This is the time of year when we begin to shift away from the vibrant colors of the green growing season. The riotous colors of summer have had their day and now the parties’ over. As you look around it may be difficult to spot beauty, the colors are muted and understated, the background support of the greenery is gone and things stand on their own. You begin to see shapes and textures in a way that wasn’t apparent before. You have to look closer and with a different eye, if you will, to see the beauty that exists when the season begins to prepare itself for the long winter sleep.
I have long appreciated the Japanese aesthetics and view of the individual as opposed to the many, in finding beauty. According to the western take on Japanese aesthetics, “the Japanese aesthetic is a set of ancient ideals that include wabi (transient and stark beauty), sabi (the beauty of natural patina and aging), and yūgen (profound grace and subtlety)”. At least that’s how the bright folks over at Wikipedia see it. That description works for me too.

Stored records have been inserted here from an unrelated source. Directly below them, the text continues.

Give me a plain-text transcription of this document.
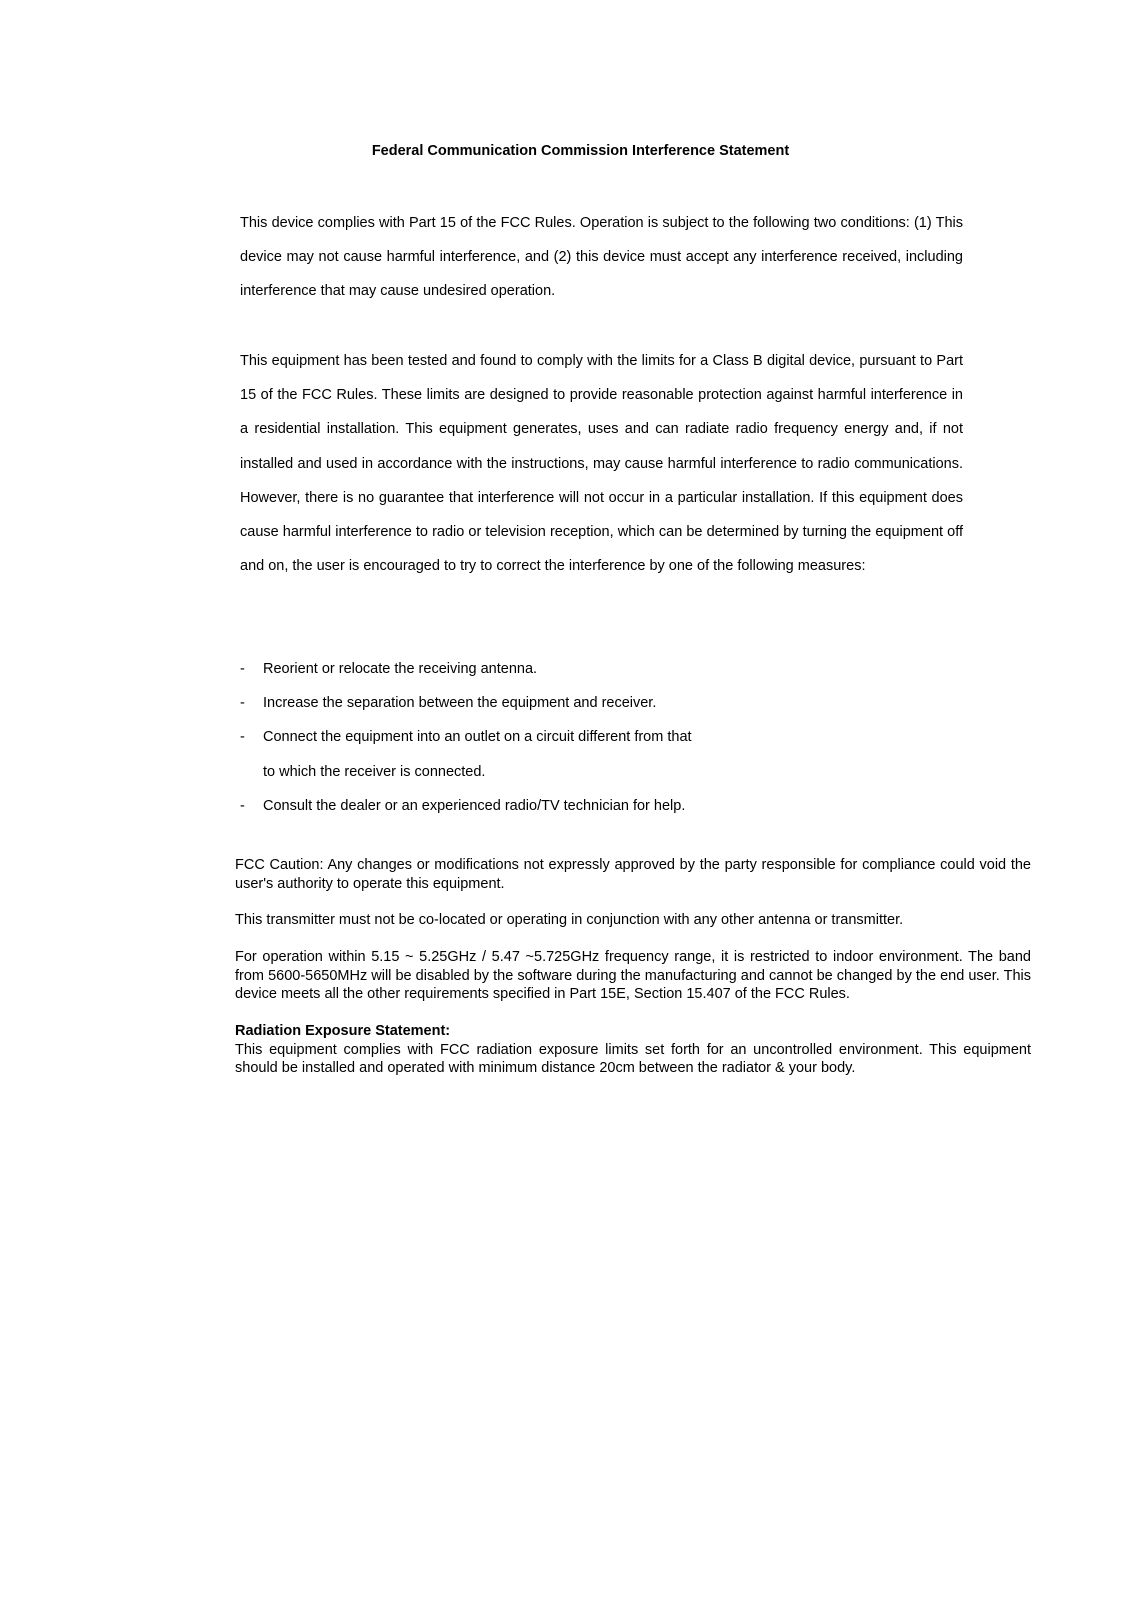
Federal Communication Commission Interference Statement

This device complies with Part 15 of the FCC Rules. Operation is subject to the following two conditions: (1) This device may not cause harmful interference, and (2) this device must accept any interference received, including interference that may cause undesired operation.

This equipment has been tested and found to comply with the limits for a Class B digital device, pursuant to Part 15 of the FCC Rules. These limits are designed to provide reasonable protection against harmful interference in a residential installation. This equipment generates, uses and can radiate radio frequency energy and, if not installed and used in accordance with the instructions, may cause harmful interference to radio communications. However, there is no guarantee that interference will not occur in a particular installation. If this equipment does cause harmful interference to radio or television reception, which can be determined by turning the equipment off and on, the user is encouraged to try to correct the interference by one of the following measures:

- Reorient or relocate the receiving antenna.
- Increase the separation between the equipment and receiver.
- Connect the equipment into an outlet on a circuit different from that
to which the receiver is connected.
- Consult the dealer or an experienced radio/TV technician for help.

FCC Caution: Any changes or modifications not expressly approved by the party responsible for compliance could void the user's authority to operate this equipment.

This transmitter must not be co-located or operating in conjunction with any other antenna or transmitter.

For operation within 5.15 ~ 5.25GHz / 5.47 ~5.725GHz frequency range, it is restricted to indoor environment. The band from 5600-5650MHz will be disabled by the software during the manufacturing and cannot be changed by the end user. This device meets all the other requirements specified in Part 15E, Section 15.407 of the FCC Rules.

Radiation Exposure Statement:

This equipment complies with FCC radiation exposure limits set forth for an uncontrolled environment. This equipment should be installed and operated with minimum distance 20cm between the radiator & your body.
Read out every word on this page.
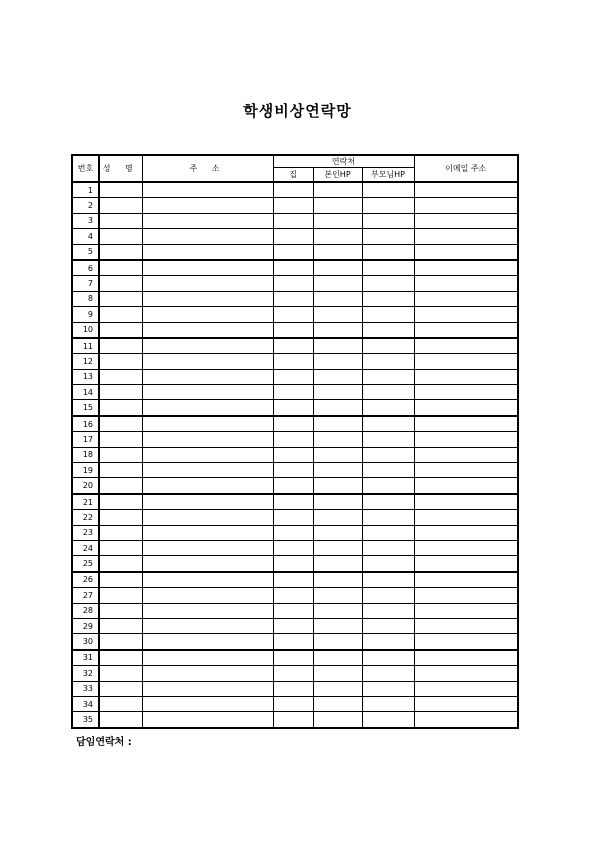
학생비상연락망
번호	성 명	주 소	연락처			이메일 주소
			집	본인HP	부모님HP	
1						
2						
3						
4						
5						
6						
7						
8						
9						
10						
11						
12						
13						
14						
15						
16						
17						
18						
19						
20						
21						
22						
23						
24						
25						
26						
27						
28						
29						
30						
31						
32						
33						
34						
35						
담임연락처 :
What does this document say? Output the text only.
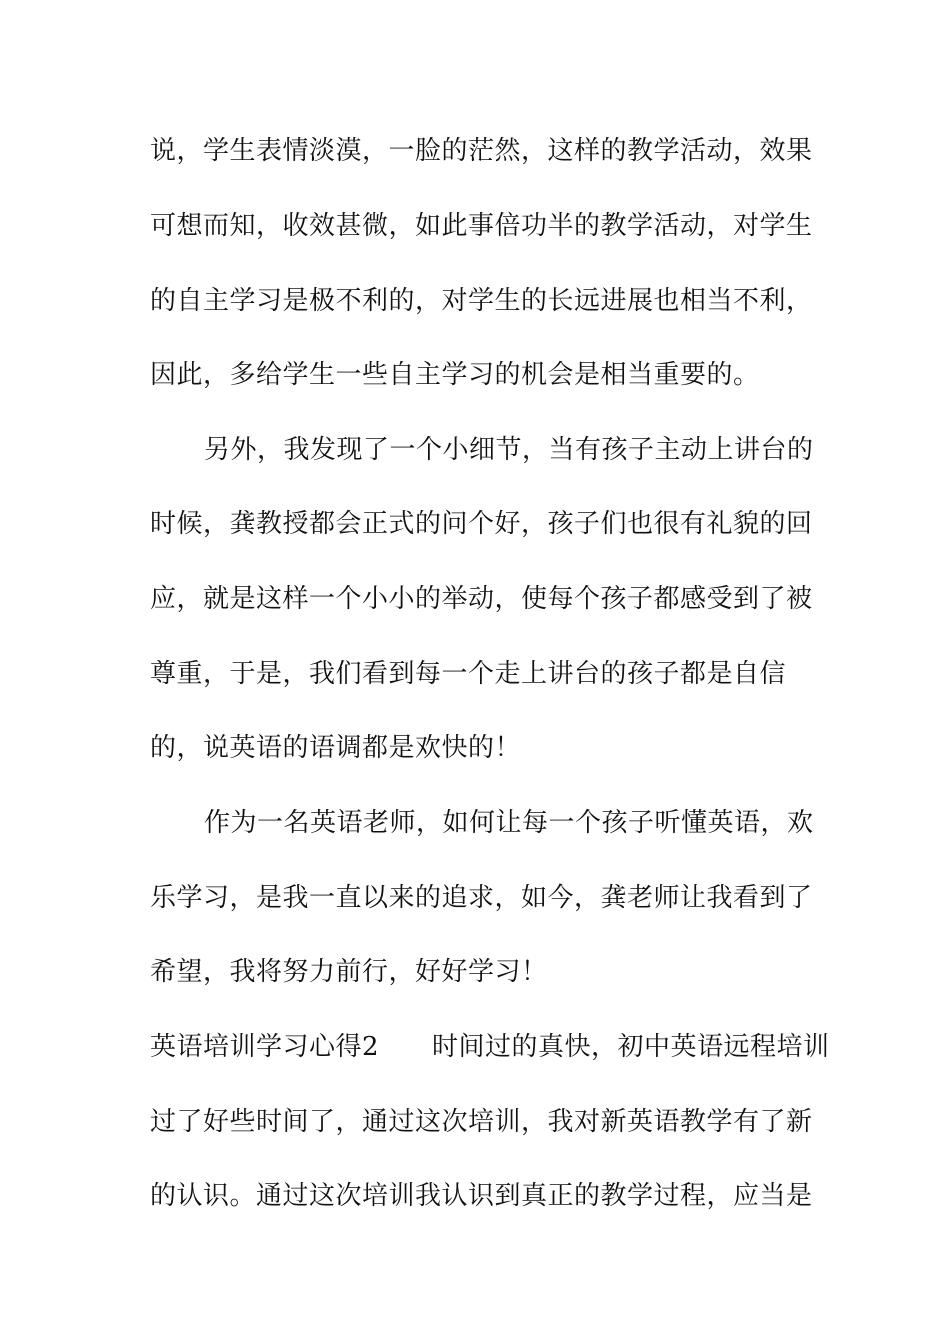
说，学生表情淡漠，一脸的茫然，这样的教学活动，效果
可想而知，收效甚微，如此事倍功半的教学活动，对学生
的自主学习是极不利的，对学生的长远进展也相当不利，
因此，多给学生一些自主学习的机会是相当重要的。
另外，我发现了一个小细节，当有孩子主动上讲台的
时候，龚教授都会正式的问个好，孩子们也很有礼貌的回
应，就是这样一个小小的举动，使每个孩子都感受到了被
尊重，于是，我们看到每一个走上讲台的孩子都是自信
的，说英语的语调都是欢快的！
作为一名英语老师，如何让每一个孩子听懂英语，欢
乐学习，是我一直以来的追求，如今，龚老师让我看到了
希望，我将努力前行，好好学习！
英语培训学习心得2　　时间过的真快，初中英语远程培训
过了好些时间了，通过这次培训，我对新英语教学有了新
的认识。通过这次培训我认识到真正的教学过程，应当是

Many times when my mind needs clearing I will go out and look for this kind of image. The time it takes to find it and get my mind aligned with the calmness needed to see the perfect combination that is the melding of the transient, stark beauty with the natural patina and aging, transports me from a dark place to one filled with light. It is very cheap therapy.
To some this image will look like a picture of some weeds and to them I say “You’re right, but what beautifully exquisite weeds.” To you I say “Take it for whatever value it provides.” and I hope it provides you with some peace and tranquility if that is what you need.